He had never felt like a real detective; probably because he’d trained as an electrician.
After his father died under the wheels of a bus, caught taking photographs of an
unfaithful husband, in the nightclub Flagrante Delicto, he found himself running
the family firm. He had tried to sell it, of course, but nobody wanted it.
B Shaw, Private Investigators: it was corny but catchy; much like the old man himself.

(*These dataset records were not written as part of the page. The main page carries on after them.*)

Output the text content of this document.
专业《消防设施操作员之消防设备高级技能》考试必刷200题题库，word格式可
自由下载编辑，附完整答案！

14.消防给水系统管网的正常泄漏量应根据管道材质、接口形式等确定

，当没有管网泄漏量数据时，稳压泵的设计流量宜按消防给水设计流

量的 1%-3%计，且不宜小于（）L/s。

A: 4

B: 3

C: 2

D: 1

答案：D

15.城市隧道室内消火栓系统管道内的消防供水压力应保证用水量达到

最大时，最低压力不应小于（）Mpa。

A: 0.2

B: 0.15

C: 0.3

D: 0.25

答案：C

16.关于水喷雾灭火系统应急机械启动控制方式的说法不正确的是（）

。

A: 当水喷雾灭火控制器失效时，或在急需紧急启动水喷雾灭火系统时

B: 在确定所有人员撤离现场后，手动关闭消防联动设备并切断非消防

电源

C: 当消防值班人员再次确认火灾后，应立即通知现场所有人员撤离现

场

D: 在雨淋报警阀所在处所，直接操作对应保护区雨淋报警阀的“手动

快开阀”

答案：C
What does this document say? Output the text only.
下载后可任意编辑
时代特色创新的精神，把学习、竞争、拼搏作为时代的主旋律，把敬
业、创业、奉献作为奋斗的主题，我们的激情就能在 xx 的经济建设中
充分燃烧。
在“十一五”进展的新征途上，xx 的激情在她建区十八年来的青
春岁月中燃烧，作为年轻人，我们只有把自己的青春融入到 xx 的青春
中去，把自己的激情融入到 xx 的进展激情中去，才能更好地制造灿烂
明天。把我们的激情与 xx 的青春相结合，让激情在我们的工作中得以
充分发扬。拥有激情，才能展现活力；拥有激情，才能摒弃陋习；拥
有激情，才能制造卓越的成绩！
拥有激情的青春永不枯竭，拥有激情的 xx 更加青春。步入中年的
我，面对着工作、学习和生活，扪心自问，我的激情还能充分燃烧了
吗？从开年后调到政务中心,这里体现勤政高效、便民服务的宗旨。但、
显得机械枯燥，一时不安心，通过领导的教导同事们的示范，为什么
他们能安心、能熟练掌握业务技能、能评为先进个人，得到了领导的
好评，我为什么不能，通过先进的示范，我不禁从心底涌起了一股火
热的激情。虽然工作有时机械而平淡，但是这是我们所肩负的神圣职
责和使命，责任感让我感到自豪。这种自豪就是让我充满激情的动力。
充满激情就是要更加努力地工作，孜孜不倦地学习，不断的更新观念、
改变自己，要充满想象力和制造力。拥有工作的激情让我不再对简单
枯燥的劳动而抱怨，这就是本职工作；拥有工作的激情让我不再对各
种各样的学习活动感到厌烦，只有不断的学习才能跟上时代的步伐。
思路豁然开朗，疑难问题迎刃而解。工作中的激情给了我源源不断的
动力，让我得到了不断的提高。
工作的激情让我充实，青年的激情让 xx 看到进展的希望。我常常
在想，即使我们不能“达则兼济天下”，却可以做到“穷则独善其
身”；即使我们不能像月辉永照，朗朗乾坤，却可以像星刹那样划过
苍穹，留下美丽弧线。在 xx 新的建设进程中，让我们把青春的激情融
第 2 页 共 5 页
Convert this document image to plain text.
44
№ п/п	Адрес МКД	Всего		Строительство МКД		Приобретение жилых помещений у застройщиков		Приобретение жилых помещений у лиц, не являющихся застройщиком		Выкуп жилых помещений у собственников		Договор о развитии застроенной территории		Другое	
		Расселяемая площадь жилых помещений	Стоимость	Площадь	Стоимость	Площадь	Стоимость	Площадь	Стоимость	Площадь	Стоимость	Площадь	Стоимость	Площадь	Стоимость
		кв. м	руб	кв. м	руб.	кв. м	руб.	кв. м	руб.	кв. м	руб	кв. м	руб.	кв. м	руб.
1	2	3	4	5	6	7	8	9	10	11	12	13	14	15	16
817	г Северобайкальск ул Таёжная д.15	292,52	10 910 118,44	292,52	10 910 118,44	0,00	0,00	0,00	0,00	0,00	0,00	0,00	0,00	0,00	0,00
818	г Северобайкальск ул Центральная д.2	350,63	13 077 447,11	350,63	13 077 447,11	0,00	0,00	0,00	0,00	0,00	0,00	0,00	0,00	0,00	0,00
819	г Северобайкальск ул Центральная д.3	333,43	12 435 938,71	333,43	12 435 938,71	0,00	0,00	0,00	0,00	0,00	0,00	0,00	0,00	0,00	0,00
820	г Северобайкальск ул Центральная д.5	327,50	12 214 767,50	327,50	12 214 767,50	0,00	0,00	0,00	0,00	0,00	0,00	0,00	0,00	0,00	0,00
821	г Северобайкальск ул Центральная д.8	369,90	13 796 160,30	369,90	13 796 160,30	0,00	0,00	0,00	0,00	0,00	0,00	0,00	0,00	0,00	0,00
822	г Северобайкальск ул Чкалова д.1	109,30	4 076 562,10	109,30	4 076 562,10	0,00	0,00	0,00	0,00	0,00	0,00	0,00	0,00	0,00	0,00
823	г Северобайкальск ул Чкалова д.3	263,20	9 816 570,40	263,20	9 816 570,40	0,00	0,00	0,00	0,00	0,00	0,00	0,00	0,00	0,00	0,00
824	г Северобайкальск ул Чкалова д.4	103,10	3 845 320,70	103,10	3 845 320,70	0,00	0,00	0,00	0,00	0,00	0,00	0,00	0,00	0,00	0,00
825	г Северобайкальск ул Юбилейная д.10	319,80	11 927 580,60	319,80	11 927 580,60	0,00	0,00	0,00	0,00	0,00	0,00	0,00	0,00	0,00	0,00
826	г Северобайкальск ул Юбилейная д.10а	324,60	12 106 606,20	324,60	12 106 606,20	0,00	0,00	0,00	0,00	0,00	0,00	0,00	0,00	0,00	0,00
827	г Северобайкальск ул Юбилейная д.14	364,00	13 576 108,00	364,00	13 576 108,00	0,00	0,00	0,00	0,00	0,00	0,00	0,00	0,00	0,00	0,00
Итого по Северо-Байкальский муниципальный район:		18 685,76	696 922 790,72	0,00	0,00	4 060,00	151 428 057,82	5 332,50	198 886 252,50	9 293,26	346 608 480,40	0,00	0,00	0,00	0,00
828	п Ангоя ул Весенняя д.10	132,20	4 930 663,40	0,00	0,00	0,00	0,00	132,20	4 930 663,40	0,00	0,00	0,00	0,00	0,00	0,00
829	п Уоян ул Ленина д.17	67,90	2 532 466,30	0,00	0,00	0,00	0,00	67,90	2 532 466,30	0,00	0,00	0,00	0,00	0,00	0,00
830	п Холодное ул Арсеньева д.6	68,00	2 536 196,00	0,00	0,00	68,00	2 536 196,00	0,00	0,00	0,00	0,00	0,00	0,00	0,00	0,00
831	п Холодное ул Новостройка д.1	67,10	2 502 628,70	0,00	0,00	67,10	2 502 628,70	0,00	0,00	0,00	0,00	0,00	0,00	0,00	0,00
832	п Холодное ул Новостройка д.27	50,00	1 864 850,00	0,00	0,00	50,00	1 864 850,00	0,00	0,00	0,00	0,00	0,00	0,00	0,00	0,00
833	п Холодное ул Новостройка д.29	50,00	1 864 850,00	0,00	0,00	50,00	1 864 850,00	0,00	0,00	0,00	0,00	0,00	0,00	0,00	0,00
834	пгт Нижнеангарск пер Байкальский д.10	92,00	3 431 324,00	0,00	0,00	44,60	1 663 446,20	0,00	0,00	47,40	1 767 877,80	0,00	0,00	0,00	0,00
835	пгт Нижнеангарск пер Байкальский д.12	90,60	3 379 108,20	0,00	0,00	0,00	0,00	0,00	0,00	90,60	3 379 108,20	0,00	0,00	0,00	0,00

He’d re-branded it “JP Confidential; no case too large or small” in the Pollock era,
and invested blood, sweat and tears, not to mention his last penny in a sensational
new website. He’d hoped it would bring in a tsunami of new business, but he was still
waiting on the beach. His father, who’d had a saying for every occasion, had always
told him “Life’s a beach, and then you die”. He had studiously avoided the seaside
ever since.
Everything about Goldman was a twenty-five carat fake: in his thirty-eight years
on the planet he had pretended to be so many things to so many people that he scarcely
knew who he was any longer. His flat had been repossessed so many times that he kept
a suitcase by the front door. Having recently been evicted, he now lived in his office,
contrary to the terms of the lease. Most of his meagre belongings had to be hidden
from the bailiffs when he wasn’t actually using them, and even the clothes he stood
up in bore the hallmark of the charity shop; a cut that didn’t flatter and a style
that was last fashionable in 1986.
Work had been thin on the ground of late, which suited his temperament, if not his
desire to eat regularly. On the morning of 4th July he awoke, slumped across his
desk, after another fitful night’s sleep in the swivel chair.
Bleary-eyed, he surveyed his kingdom at 792A Finchley Road with the haunted look
of one waking from a dream of paradise, to find he had taken the wrong turn at the
last roundabout and ended up in hell. Even in his dreams he should have known better
than to buy a satnav from Dodgy Dave down the King’s Head.